I’m more than a bit of a sucker for the Fiend Folio bestiary combined
with vanguardist class critique.
And the opening reminded me of my recent fishing trip, where I succeeded
in bringing out of the water only a floating green anole lizard (Anolis
carolinensis), who gratefully wrapped himself around my lure, a
mullet-looking thing I rather quixotically hoped might interest a
passing trout or red drum (Sciaenops ocellatus). The pinfish and crabs
poked out its eyes. To be completely fair, I did almost bring up a
minute sheepshead (Archosargus probatocephalus). What really gets me
about this failure, however, is that both of the last times I’ve gone
fishing (both in a small Core Sound creek), a couple, using essentially
the same bait and rig, has caught several large speckled trout
(Cynoscion nebulosus), black drum (Pogonias cromis), bluefish
(Pomatomus saltatrix), and even a handsome oyster toad (Opsanus
tau), in the same spot at the same time. Besides the aforementioned
lizard, I’ve only managed assorted croakers (Micropogonias undulatus),
pinfish (Lagodon rhomboides), blue crabs (Callinectes sapidus), hog
fish (Orthopristis chrysoptera), and the lone meager spot (Leiostomus
xanthurus). Furthemore, I recently bought an ultralight spinning rod
and had it spooled with 6lb monofilament, which I’m finding doesn’t hold
up too well near oyster beds.
I finished this recently, and I’ve also done a tour through the academic
literature and some of the reviews.
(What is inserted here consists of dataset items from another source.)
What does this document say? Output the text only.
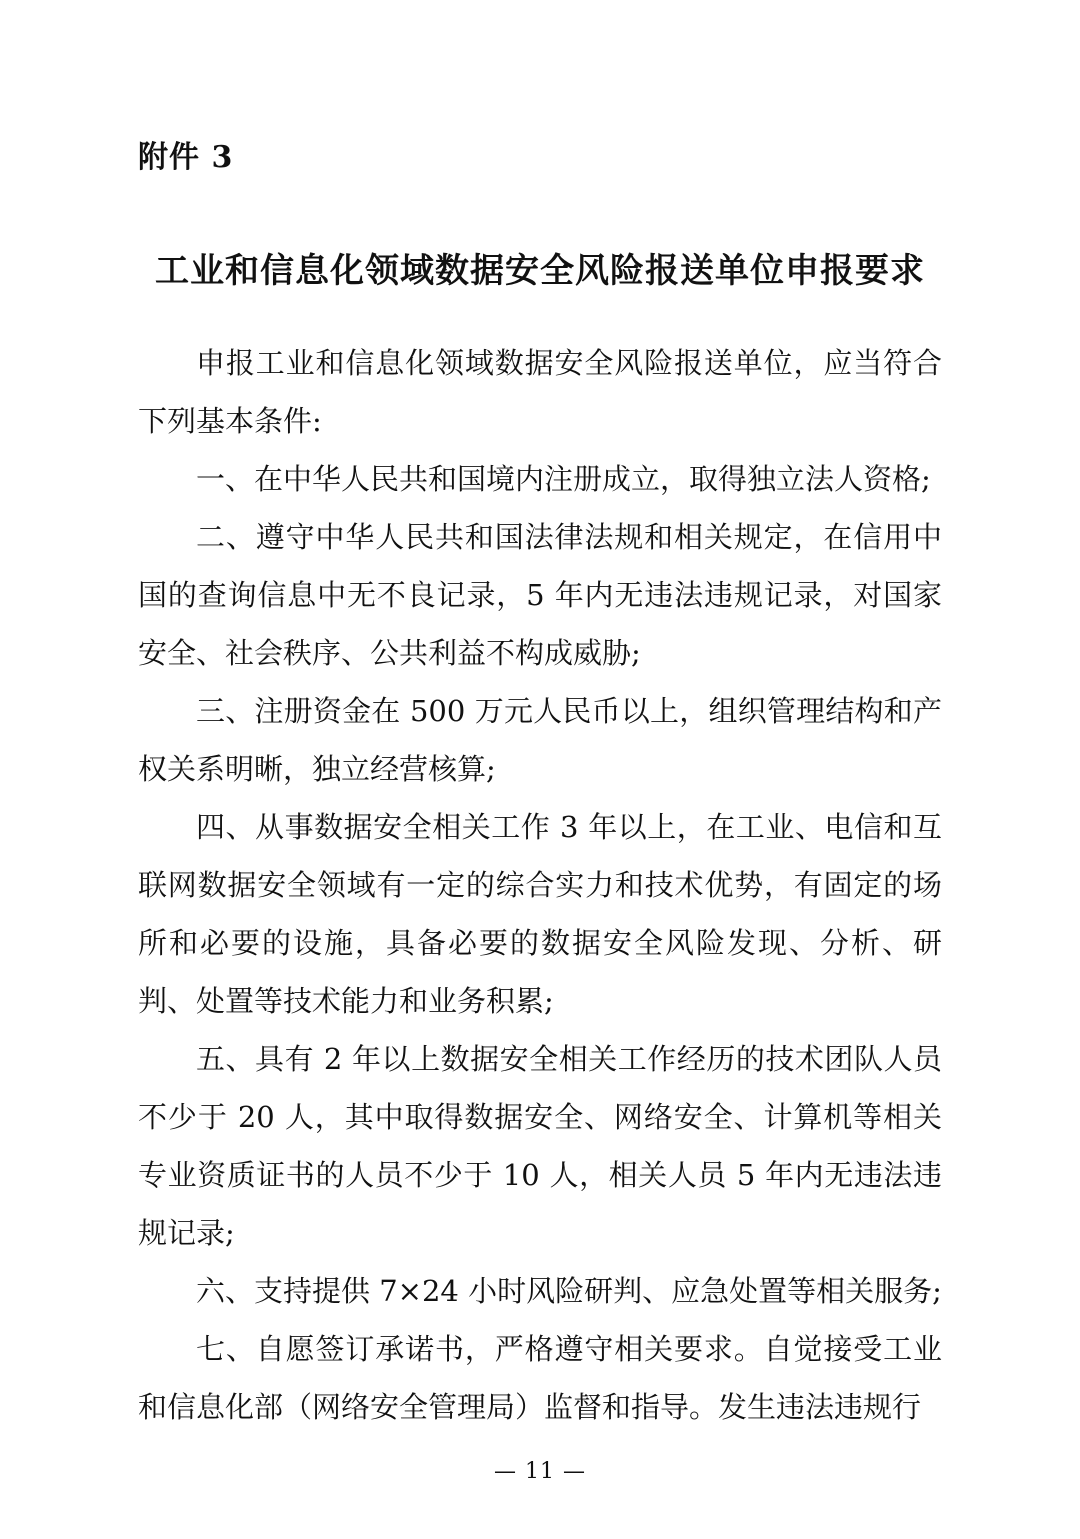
附件 3
工业和信息化领域数据安全风险报送单位申报要求

申报工业和信息化领域数据安全风险报送单位，应当符合下列基本条件:

一、在中华人民共和国境内注册成立，取得独立法人资格;

二、遵守中华人民共和国法律法规和相关规定，在信用中国的查询信息中无不良记录，5 年内无违法违规记录，对国家安全、社会秩序、公共利益不构成威胁;

三、注册资金在 500 万元人民币以上，组织管理结构和产权关系明晰，独立经营核算;

四、从事数据安全相关工作 3 年以上，在工业、电信和互联网数据安全领域有一定的综合实力和技术优势，有固定的场所和必要的设施，具备必要的数据安全风险发现、分析、研判、处置等技术能力和业务积累;

五、具有 2 年以上数据安全相关工作经历的技术团队人员不少于 20 人，其中取得数据安全、网络安全、计算机等相关专业资质证书的人员不少于 10 人，相关人员 5 年内无违法违规记录;

六、支持提供 7×24 小时风险研判、应急处置等相关服务;

七、自愿签订承诺书，严格遵守相关要求。自觉接受工业和信息化部（网络安全管理局）监督和指导。发生违法违规行

— 11 —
I have not, however, read through
much of the forums (that link will likely
annoy you, but I lack the will at the moment to give you a proper one);
and what little I have read has left me uneasy.
Danielewski’s interview in Critique showed flashes of what seemed to
me to be unpleasant arrogance, particularly in regards to the
ostentatious anticipation of all critical comment (up to that point, at
least). The fake citations seemed particularly clumsy in places, though
the framing device may partially explain this.
The last entry for “tesseract” is from Sidney Sheldon: “For Catherine
time had lost its circadian rhythm; she had fallen into a tesseract of
time, and day and night blended into one.”
From The Other Side of Midnight, a work which, if Wikipedia is to be
trusted, may owe something to The Magus.
I watched my first episode of this unbelievably dreadful program last
night, and, as luck would have it, it was set in the orange groves of
academe. An anthropology professor, fixated on pain as the horizon of
human consciousness or expectation, is found strung to a tree (by a
small woman using a convenient pulley system that just happened to be
there, apparently, after dragging this exsanguinated and much larger man
several acres from his office–but let’s not get ahead of ourselves).
He’s been expertly tortured, this Svengalite anthropology professor who
brings Colombian torturers to his classes and makes his students kiss
his shoes (I would think that the phrase here is “lick his boots,” but
it was thus); and David Caruso, with help from technicians including the
token Southern tv actress, deconstruct the systematic appearance from
the chaotic reality using science derived from the Thomas Dolby video.
DNA, computer models, the blonde Southerner expertly eye-balling a
five-inch ice-pick–it’s really all there. The faith placed on forensic
gadgetry–its sheen is so blinding that the alleged crimes compensate
with grandeur, with a complete disregard of anything other than
fantastic truth, dream logic. Again, this was the first episode of CSI:
Anywhere I’ve watched, and I can’t say how typical it was. The clumsy
and inaccurate reference to the Stanford prison experiments might have
suggested a hopeful gravitas. I don’t know. The tv itself was small and
far-away, and I was also diverted by Primary Colors (and disturbed
that I was having trouble remembering the clefs, disturbed also by the
wretched prose, but still).
Mustard gas, according to Haldane, was the most humane weapon ever
invented, with about a 2.85% permanent casuality rate (“Eugenics and
Social Reform,” ca. 1926).
In his essay “The Future of Biology,” (ca. 1926), I learn that it was
then common to graft apes’ testicles into old or prematurely senile men,
an attempt to get a hitherto unisolated hormone into the blood stream.
The graft generally died after a few years.